Бу-бом, бу-бом… Ты веришь отцу, Лан? Вернет все обратно?
Еще верил. До изнеможения, до немоты, с силой стискивая ладони. Он не хотел сомневаться, не мог даже допустить мысль… Ибо тогда старый мир рухнет. В омут. Под землю. А в новом – нет для него места.
В окно ударил камешек, от неожиданности вздрогнул. Поднялся с постели и осторожно выглянул из-за портьеры – за изгородью гомонила ватага ребят, его бывшие друзья. «Лан! – сложив ладони рупором, закричал Мидра, сопляк, младше его года на три: – как тебя теперь звать?!» Грохнул взрыв хохота… Резво отпрыгнул от окна.
Приплыли. Уже все знают.
Он сидел до самого вечера, все надеясь, что вот-вот отроется дверь, и его позовут. И отец: «Ладно, сын, не вышло, но ты все сделал правильно. Собирайся, будем возвращать тебя обратно». Но дверь все не открывалась, и его никто не звал. Поздно ночью, когда в окошке поднялся бледный серп луны, разделся и забрался под одеяло. Но сон не шел, хоть мыслей почти не было. Только тягучий ком. Как патока.

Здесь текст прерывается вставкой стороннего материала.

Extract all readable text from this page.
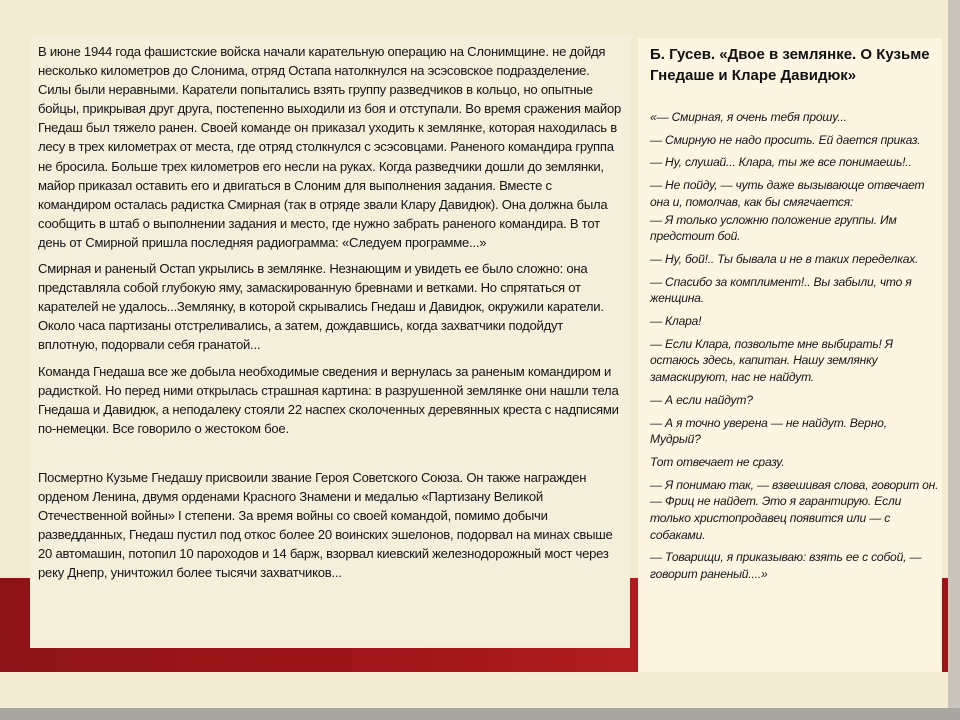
В июне 1944 года фашистские войска начали карательную операцию на Слонимщине. не дойдя несколько километров до Слонима, отряд Остапа натолкнулся на эсэсовское подразделение. Силы были неравными. Каратели попытались взять группу разведчиков в кольцо, но опытные бойцы, прикрывая друг друга, постепенно выходили из боя и отступали. Во время сражения майор Гнедаш был тяжело ранен. Своей команде он приказал уходить к землянке, которая находилась в лесу в трех километрах от места, где отряд столкнулся с эсэсовцами. Раненого командира группа не бросила. Больше трех километров его несли на руках. Когда разведчики дошли до землянки, майор приказал оставить его и двигаться в Слоним для выполнения задания. Вместе с командиром осталась радистка Смирная (так в отряде звали Клару Давидюк). Она должна была сообщить в штаб о выполнении задания и место, где нужно забрать раненого командира. В тот день от Смирной пришла последняя радиограмма: «Следуем программе...»

Смирная и раненый Остап укрылись в землянке. Незнающим и увидеть ее было сложно: она представляла собой глубокую яму, замаскированную бревнами и ветками. Но спрятаться от карателей не удалось...Землянку, в которой скрывались Гнедаш и Давидюк, окружили каратели. Около часа партизаны отстреливались, а затем, дождавшись, когда захватчики подойдут вплотную, подорвали себя гранатой...

Команда Гнедаша все же добыла необходимые сведения и вернулась за раненым командиром и радисткой. Но перед ними открылась страшная картина: в разрушенной землянке они нашли тела Гнедаша и Давидюк, а неподалеку стояли 22 наспех сколоченных деревянных креста с надписями по-немецки. Все говорило о жестоком бое.

Посмертно Кузьме Гнедашу присвоили звание Героя Советского Союза. Он также награжден орденом Ленина, двумя орденами Красного Знамени и медалью «Партизану Великой Отечественной войны» I степени. За время войны со своей командой, помимо добычи разведданных, Гнедаш пустил под откос более 20 воинских эшелонов, подорвал на минах свыше 20 автомашин, потопил 10 пароходов и 14 барж, взорвал киевский железнодорожный мост через реку Днепр, уничтожил более тысячи захватчиков...

Б. Гусев. «Двое в землянке. О Кузьме Гнедаше и Кларе Давидюк»

«— Смирная, я очень тебя прошу...

— Смирную не надо просить. Ей дается приказ.

— Ну, слушай... Клара, ты же все понимаешь!..

— Не пойду, — чуть даже вызывающе отвечает она и, помолчав, как бы смягчается:

— Я только усложню положение группы. Им предстоит бой.

— Ну, бой!.. Ты бывала и не в таких переделках.

— Спасибо за комплимент!.. Вы забыли, что я женщина.

— Клара!

— Если Клара, позвольте мне выбирать! Я остаюсь здесь, капитан. Нашу землянку замаскируют, нас не найдут.

— А если найдут?

— А я точно уверена — не найдут. Верно, Мудрый?

Тот отвечает не сразу.

— Я понимаю так, — взвешивая слова, говорит он. — Фриц не найдет. Это я гарантирую. Если только христопродавец появится или — с собаками.

— Товарищи, я приказываю: взять ее с собой, — говорит раненый....»
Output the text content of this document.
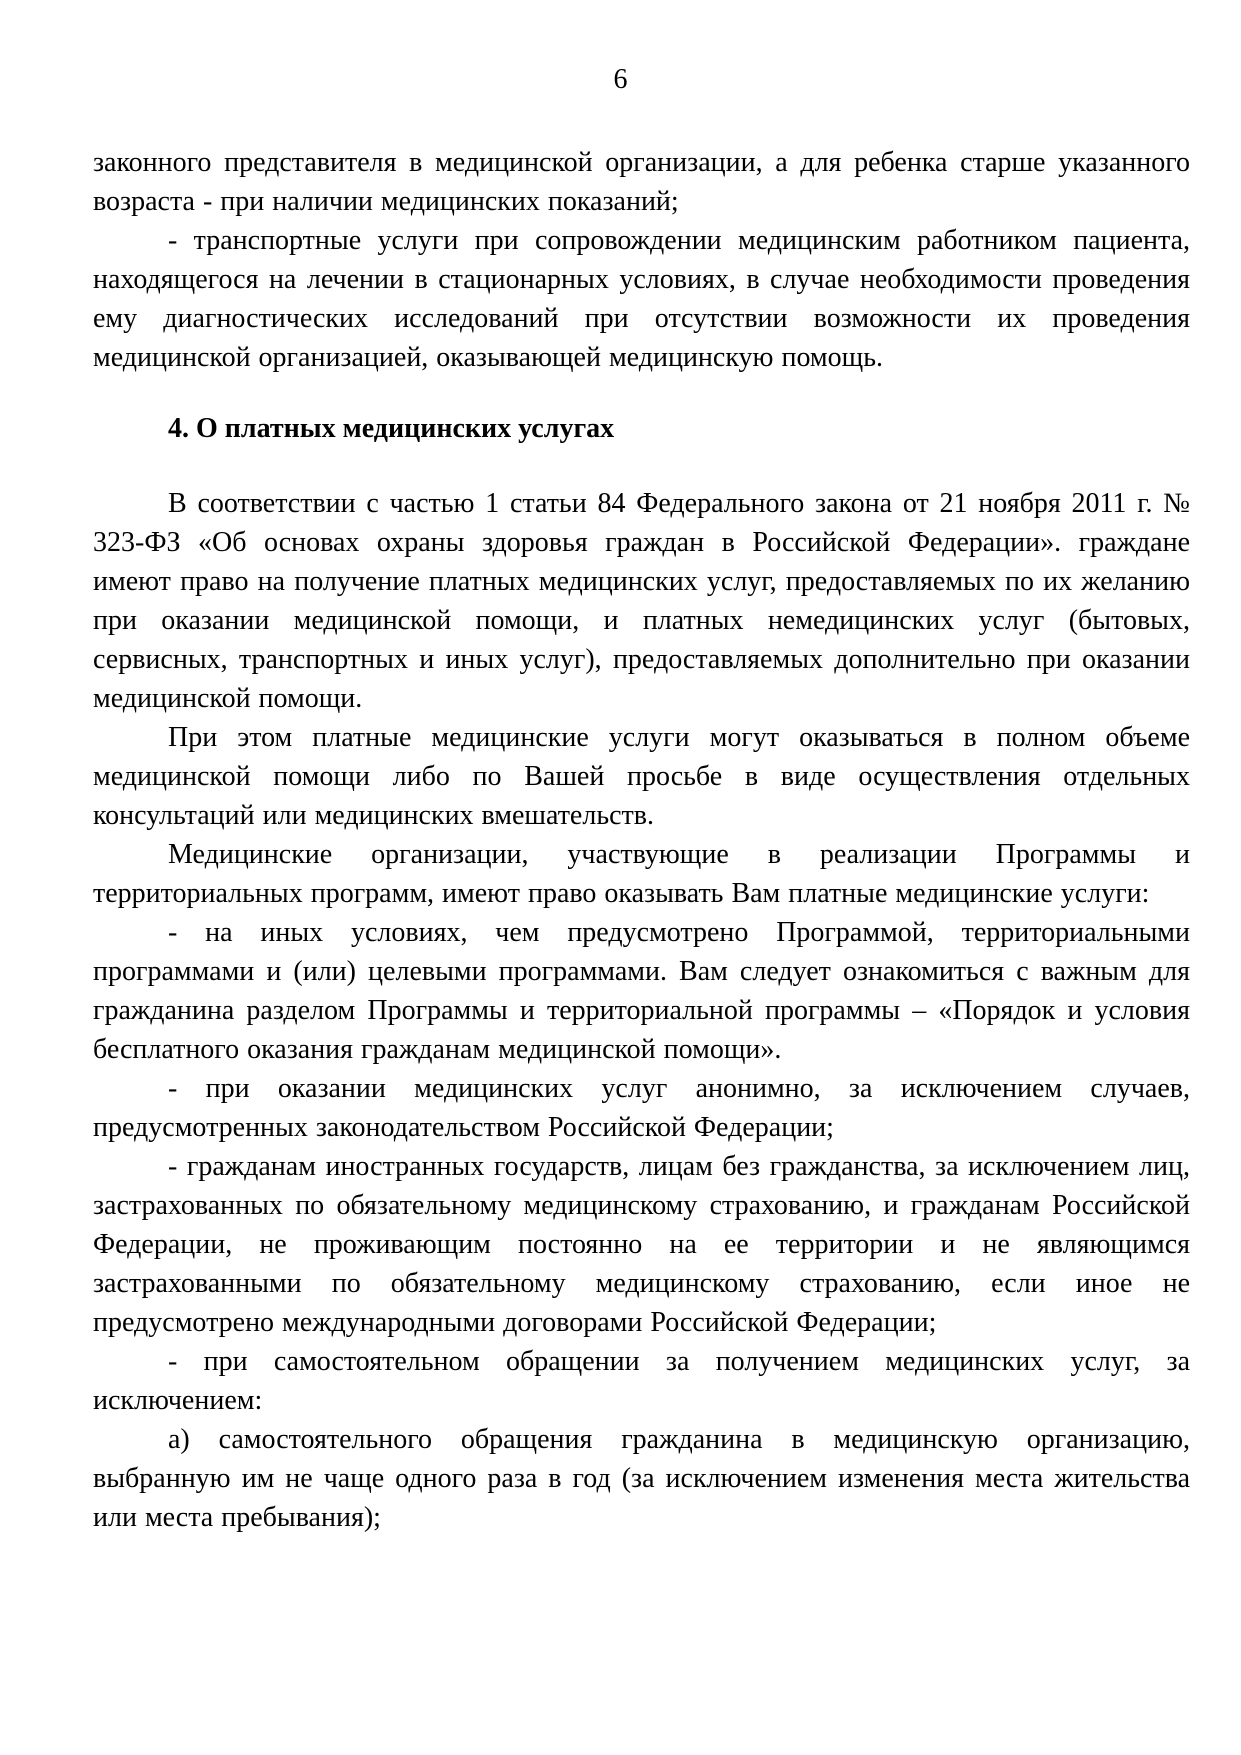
6

законного представителя в медицинской организации, а для ребенка старше указанного возраста - при наличии медицинских показаний;

- транспортные услуги при сопровождении медицинским работником пациента, находящегося на лечении в стационарных условиях, в случае необходимости проведения ему диагностических исследований при отсутствии возможности их проведения медицинской организацией, оказывающей медицинскую помощь.

4. О платных медицинских услугах

В соответствии с частью 1 статьи 84 Федерального закона от 21 ноября 2011 г. № 323-ФЗ «Об основах охраны здоровья граждан в Российской Федерации». граждане имеют право на получение платных медицинских услуг, предоставляемых по их желанию при оказании медицинской помощи, и платных немедицинских услуг (бытовых, сервисных, транспортных и иных услуг), предоставляемых дополнительно при оказании медицинской помощи.

При этом платные медицинские услуги могут оказываться в полном объеме медицинской помощи либо по Вашей просьбе в виде осуществления отдельных консультаций или медицинских вмешательств.

Медицинские организации, участвующие в реализации Программы и территориальных программ, имеют право оказывать Вам платные медицинские услуги:

- на иных условиях, чем предусмотрено Программой, территориальными программами и (или) целевыми программами. Вам следует ознакомиться с важным для гражданина разделом Программы и территориальной программы – «Порядок и условия бесплатного оказания гражданам медицинской помощи».

- при оказании медицинских услуг анонимно, за исключением случаев, предусмотренных законодательством Российской Федерации;

- гражданам иностранных государств, лицам без гражданства, за исключением лиц, застрахованных по обязательному медицинскому страхованию, и гражданам Российской Федерации, не проживающим постоянно на ее территории и не являющимся застрахованными по обязательному медицинскому страхованию, если иное не предусмотрено международными договорами Российской Федерации;

- при самостоятельном обращении за получением медицинских услуг, за исключением:

а) самостоятельного обращения гражданина в медицинскую организацию, выбранную им не чаще одного раза в год (за исключением изменения места жительства или места пребывания);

Никуда не позвали и на следующий день. И на следующий. Он никуда не выходил, сидел с утра до вечера на постели. Спина затекала, и шея, но тело не чувствовало боли. В мозгах все сильнее углублялась пропасть: отец не позовет. Оставит как есть. На выданье. Это же не сын, это мешок с деньгами.
Зеркало не приносило облегчения. Лицо еще его, но… глаже. Исчезает пробивавшаяся под носом тонкая светлая поросль. Волосы как будто мягче. Ему всего шестнадцать, в этом возрасте у многих мальчишек внешность больше определялась одеждой. В мужском мальчишка. Наряди в женское – совсем как девчонка. Но еще месяц, и его уже никто не спутает с мальчишкой. «Позови!!! – метался в панике разум. – Пожалуйста, отец! Верни все назад! Я же сделал, как ты приказывал…»
Несколько раз заходила мать. Стояла в дверях, молча смотрела. Ты предала меня, мама. Не надо слов. Она и уходила, так ничего не сказав.
Пару раз заглядывал Ноби, растягивая пасть до ушей, но наткнувшись на мертвый взгляд, захлопывался и тоже исчезал. Даже в дауне может что-то шевельнуться.
Есть не хотелось. Горничная приносила еду в комнату, но он даже не притронулся. Через час-другой добрая девушка горестно вздыхала, и уносила поднос.
А потом его наконец позвали. На четвертый день. Когда он уже не верил. И когда за ним закрылась дверь отцовского кабинета, старый майер не на шутку разозлился:
– Ты что, совсем баба?! Распустил сопли, как последняя девка!
Лан не ревел. Ни разу. Он просто не спал. Но промолчал. Мозг плохо воспринимал реальность. Мозг ушел в прострацию. Как постановку какого-то дешевого театра.
– Умойся, переоденься, и приведи себя в порядок! – слова даже толком не осознались. – Приедут смотреть большие серьезные люди. Тебе очень повезет, если сможешь им понравиться.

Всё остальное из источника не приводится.